I was quite careful not to express the anguish I was feeling. I knew how Sibyl reacted in these cases: assuming an attitude of blatant superiority, if not of downright cynicism, acting like a person who is never surprised by anything. She behaved this way to provoke me, I believe (that is, I hope; I would certainly have felt even greater anguish at the thought that she acted out of real indifference).
"And... and..." I started to say, taking care to formulate a question that would show nothing but objective curiosity and yet would force Sibyl to say something to appease my anxiety (so I still hoped for this from her, I still insisted that her calm reassure me), "... and will we always have it in sight like this?"

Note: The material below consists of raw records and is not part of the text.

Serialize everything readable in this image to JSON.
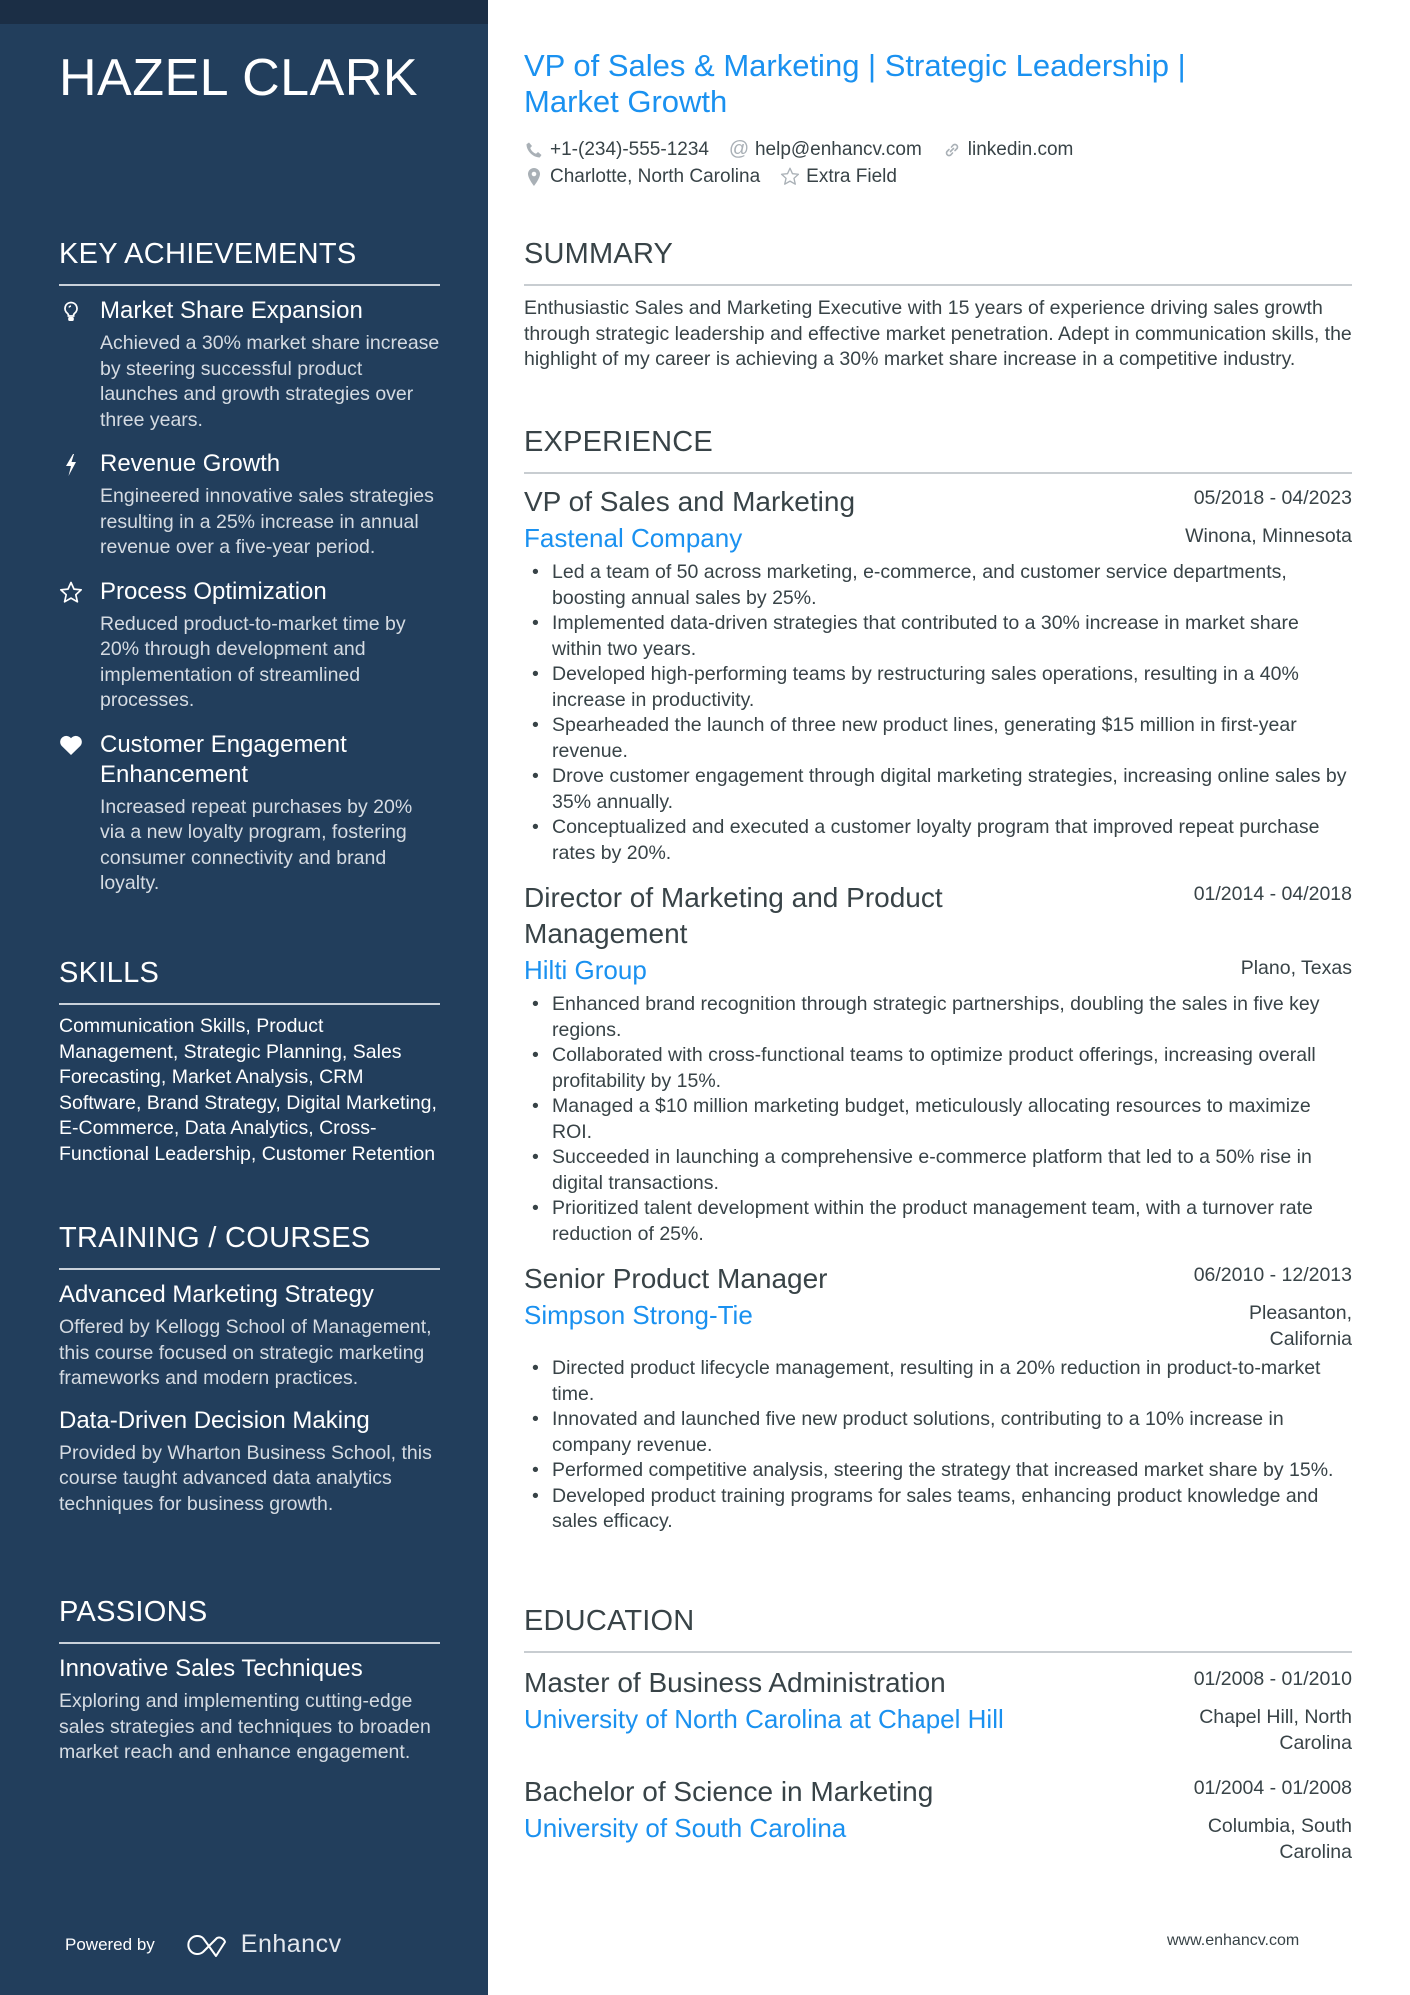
{
  "sidebar": {
    "name": "HAZEL CLARK",
    "achievements": {
      "title": "KEY ACHIEVEMENTS",
      "items": [
        {
          "icon": "lightbulb-icon",
          "title": "Market Share Expansion",
          "desc": "Achieved a 30% market share increase by steering successful product launches and growth strategies over three years."
        },
        {
          "icon": "lightning-icon",
          "title": "Revenue Growth",
          "desc": "Engineered innovative sales strategies resulting in a 25% increase in annual revenue over a five-year period."
        },
        {
          "icon": "star-icon",
          "title": "Process Optimization",
          "desc": "Reduced product-to-market time by 20% through development and implementation of streamlined processes."
        },
        {
          "icon": "heart-icon",
          "title": "Customer Engagement Enhancement",
          "desc": "Increased repeat purchases by 20% via a new loyalty program, fostering consumer connectivity and brand loyalty."
        }
      ]
    },
    "skills": {
      "title": "SKILLS",
      "text": "Communication Skills, Product Management, Strategic Planning, Sales Forecasting, Market Analysis, CRM Software, Brand Strategy, Digital Marketing, E-Commerce, Data Analytics, Cross-Functional Leadership, Customer Retention"
    },
    "training": {
      "title": "TRAINING / COURSES",
      "items": [
        {
          "title": "Advanced Marketing Strategy",
          "desc": "Offered by Kellogg School of Management, this course focused on strategic marketing frameworks and modern practices."
        },
        {
          "title": "Data-Driven Decision Making",
          "desc": "Provided by Wharton Business School, this course taught advanced data analytics techniques for business growth."
        }
      ]
    },
    "passions": {
      "title": "PASSIONS",
      "items": [
        {
          "title": "Innovative Sales Techniques",
          "desc": "Exploring and implementing cutting-edge sales strategies and techniques to broaden market reach and enhance engagement."
        }
      ]
    },
    "powered_by": "Powered by",
    "brand": "Enhancv"
  },
  "header": {
    "headline": "VP of Sales & Marketing | Strategic Leadership | Market Growth",
    "contacts": {
      "phone": "+1-(234)-555-1234",
      "email": "help@enhancv.com",
      "link": "linkedin.com",
      "location": "Charlotte, North Carolina",
      "extra": "Extra Field"
    }
  },
  "summary": {
    "title": "SUMMARY",
    "text": "Enthusiastic Sales and Marketing Executive with 15 years of experience driving sales growth through strategic leadership and effective market penetration. Adept in communication skills, the highlight of my career is achieving a 30% market share increase in a competitive industry."
  },
  "experience": {
    "title": "EXPERIENCE",
    "jobs": [
      {
        "title": "VP of Sales and Marketing",
        "dates": "05/2018 - 04/2023",
        "company": "Fastenal Company",
        "location": "Winona, Minnesota",
        "bullets": [
          "Led a team of 50 across marketing, e-commerce, and customer service departments, boosting annual sales by 25%.",
          "Implemented data-driven strategies that contributed to a 30% increase in market share within two years.",
          "Developed high-performing teams by restructuring sales operations, resulting in a 40% increase in productivity.",
          "Spearheaded the launch of three new product lines, generating $15 million in first-year revenue.",
          "Drove customer engagement through digital marketing strategies, increasing online sales by 35% annually.",
          "Conceptualized and executed a customer loyalty program that improved repeat purchase rates by 20%."
        ]
      },
      {
        "title": "Director of Marketing and Product Management",
        "dates": "01/2014 - 04/2018",
        "company": "Hilti Group",
        "location": "Plano, Texas",
        "bullets": [
          "Enhanced brand recognition through strategic partnerships, doubling the sales in five key regions.",
          "Collaborated with cross-functional teams to optimize product offerings, increasing overall profitability by 15%.",
          "Managed a $10 million marketing budget, meticulously allocating resources to maximize ROI.",
          "Succeeded in launching a comprehensive e-commerce platform that led to a 50% rise in digital transactions.",
          "Prioritized talent development within the product management team, with a turnover rate reduction of 25%."
        ]
      },
      {
        "title": "Senior Product Manager",
        "dates": "06/2010 - 12/2013",
        "company": "Simpson Strong-Tie",
        "location": "Pleasanton, California",
        "bullets": [
          "Directed product lifecycle management, resulting in a 20% reduction in product-to-market time.",
          "Innovated and launched five new product solutions, contributing to a 10% increase in company revenue.",
          "Performed competitive analysis, steering the strategy that increased market share by 15%.",
          "Developed product training programs for sales teams, enhancing product knowledge and sales efficacy."
        ]
      }
    ]
  },
  "education": {
    "title": "EDUCATION",
    "items": [
      {
        "degree": "Master of Business Administration",
        "dates": "01/2008 - 01/2010",
        "school": "University of North Carolina at Chapel Hill",
        "location": "Chapel Hill, North Carolina"
      },
      {
        "degree": "Bachelor of Science in Marketing",
        "dates": "01/2004 - 01/2008",
        "school": "University of South Carolina",
        "location": "Columbia, South Carolina"
      }
    ]
  },
  "footer": {
    "url": "www.enhancv.com"
  },
  "colors": {
    "sidebar": "#223e5c",
    "accent": "#1a91f0",
    "text": "#384347"
  }
}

"This is nothing," she answered. "It'll come even closer." And for the first time, she smiled. "Don't you like it? Why, seeing it there like that, so different, so far
from any known form, and knowing that it's ours, that the Earth has captured it and is keeping it there ... I don't know, I like it, it seems beautiful to me."

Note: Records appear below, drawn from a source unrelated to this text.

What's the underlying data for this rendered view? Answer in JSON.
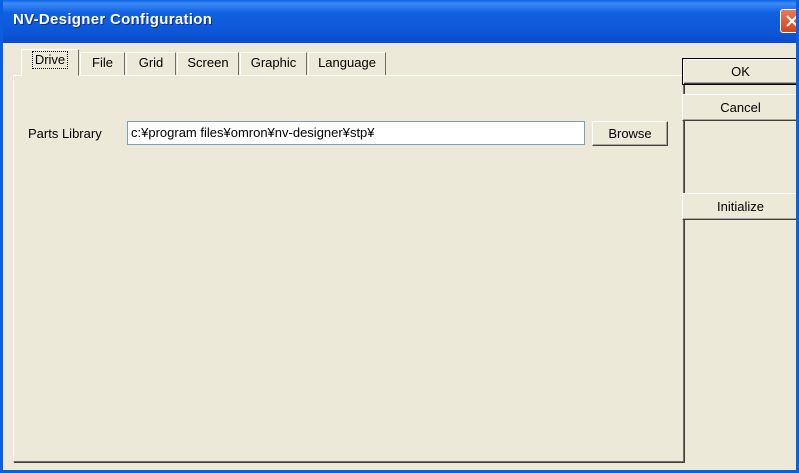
{
  "window": {
    "title": "NV-Designer Configuration"
  },
  "tabs": [
    {
      "label": "Drive",
      "active": true
    },
    {
      "label": "File",
      "active": false
    },
    {
      "label": "Grid",
      "active": false
    },
    {
      "label": "Screen",
      "active": false
    },
    {
      "label": "Graphic",
      "active": false
    },
    {
      "label": "Language",
      "active": false
    }
  ],
  "drive": {
    "parts_library_label": "Parts Library",
    "parts_library_value": "c:¥program files¥omron¥nv-designer¥stp¥",
    "browse_label": "Browse"
  },
  "buttons": {
    "ok": "OK",
    "cancel": "Cancel",
    "initialize": "Initialize"
  },
  "colors": {
    "titlebar": "#0a5ee0",
    "dialog_bg": "#ece9d8",
    "close_button": "#d5441e"
  }
}
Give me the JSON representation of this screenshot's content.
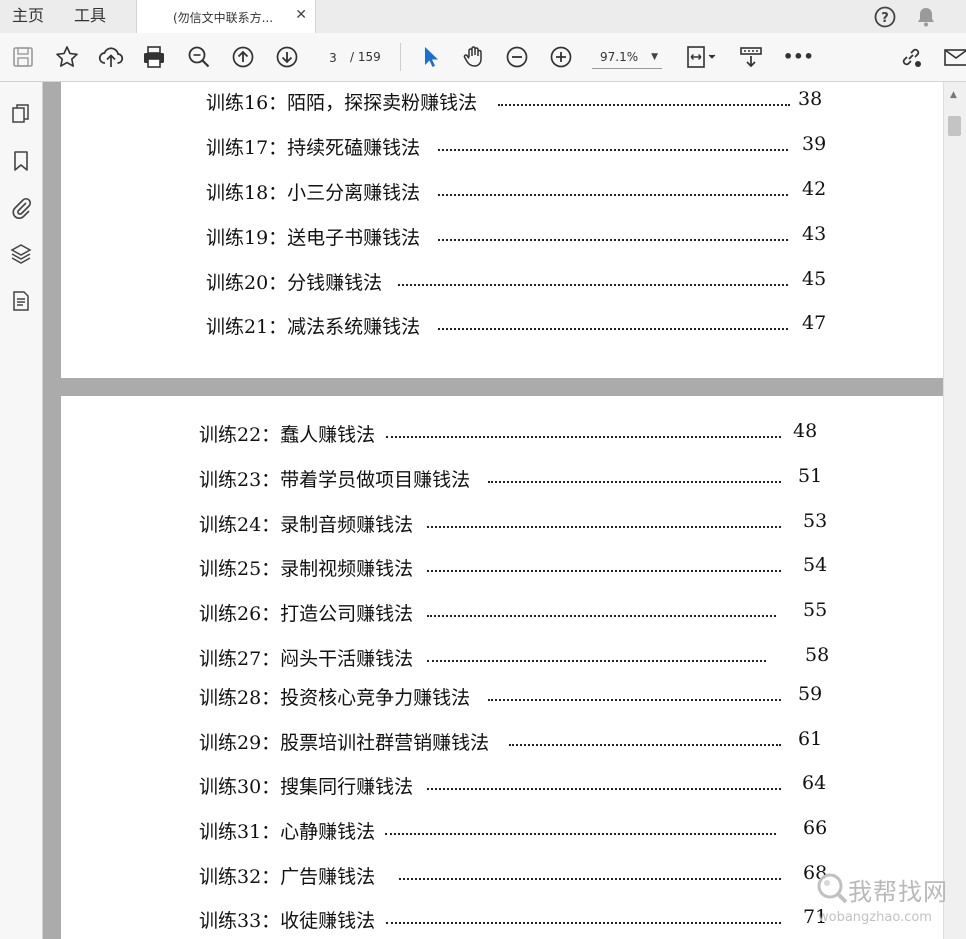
{
  "tabs": {
    "home": "主页",
    "tools": "工具",
    "document_title": "(勿信文中联系方...",
    "close_glyph": "✕"
  },
  "toolbar": {
    "page_current": "3",
    "page_total": "/ 159",
    "zoom": "97.1%",
    "more": "•••"
  },
  "icons": {
    "help": "help-icon",
    "bell": "bell-icon",
    "save": "save-icon",
    "bookmark_star": "star-icon",
    "upload": "upload-cloud-icon",
    "print": "print-icon",
    "zoom_search": "zoom-search-icon",
    "page_up": "arrow-up-circle-icon",
    "page_down": "arrow-down-circle-icon",
    "select_cursor": "cursor-icon",
    "hand": "hand-icon",
    "zoom_out": "minus-circle-icon",
    "zoom_in": "plus-circle-icon",
    "fit_page": "fit-page-icon",
    "scroll_mode": "scroll-mode-icon",
    "share_link": "share-link-icon",
    "email": "email-icon"
  },
  "accent_colors": {
    "cursor": "#1a6fd1",
    "page_bg": "#ffffff",
    "viewer_bg": "#ababab"
  },
  "toc_page1": [
    {
      "label": "训练16：陌陌，探探卖粉赚钱法",
      "page": "38"
    },
    {
      "label": "训练17：持续死磕赚钱法",
      "page": "39"
    },
    {
      "label": "训练18：小三分离赚钱法",
      "page": "42"
    },
    {
      "label": "训练19：送电子书赚钱法",
      "page": "43"
    },
    {
      "label": "训练20：分钱赚钱法",
      "page": "45"
    },
    {
      "label": "训练21：减法系统赚钱法",
      "page": "47"
    }
  ],
  "toc_page2": [
    {
      "label": "训练22：蠢人赚钱法",
      "page": "48"
    },
    {
      "label": "训练23：带着学员做项目赚钱法",
      "page": "51"
    },
    {
      "label": "训练24：录制音频赚钱法",
      "page": "53"
    },
    {
      "label": "训练25：录制视频赚钱法",
      "page": "54"
    },
    {
      "label": "训练26：打造公司赚钱法",
      "page": "55"
    },
    {
      "label": "训练27：闷头干活赚钱法",
      "page": "58"
    },
    {
      "label": "训练28：投资核心竞争力赚钱法",
      "page": "59"
    },
    {
      "label": "训练29：股票培训社群营销赚钱法",
      "page": "61"
    },
    {
      "label": "训练30：搜集同行赚钱法",
      "page": "64"
    },
    {
      "label": "训练31：心静赚钱法",
      "page": "66"
    },
    {
      "label": "训练32：广告赚钱法",
      "page": "68"
    },
    {
      "label": "训练33：收徒赚钱法",
      "page": "71"
    }
  ],
  "watermark": {
    "title": "我帮找网",
    "url": "wobangzhao.com"
  }
}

At this point I no longer cared about hiding my mood. "But won't it be dangerous for us?" I asked.
Sibyl tensed her lips in the expression of hers I liked least. "We are on the Earth, the Earth has a force which means it can keep planets around itself, on its own, like the Sun. What can the Moon oppose, in the way of mass, field of gravity, orbit stability, consistency? Surely you don't mean to compare the two? The Moon is all soft, the Earth is hard, solid, the Earth endures." "What about the Moon? If it doesn't endure?" "Oh, the Earth's force will keep it in its place." I waited till Sibyl had finished her shift at the Observatory, to drive her home. Just outside the city there is that cloverleaf where all the superhighways spread out, rushing over bridges that cross one another in spiral patterns, held up by cement pillars of different heights; you never know in what direction you're going as you follow the white arrows painted on the asphalt, and now and then you find the city you're leaving suddenly facing you, coming closer, patterned with squares of light among the pillars and the curves of the spiral. There was the Moon just above us: and the city seemed fragile to me, suspended like a cobweb, with all its little tinkling panes, its threadlike embroidery of light, under that excrescence that swelled the sky.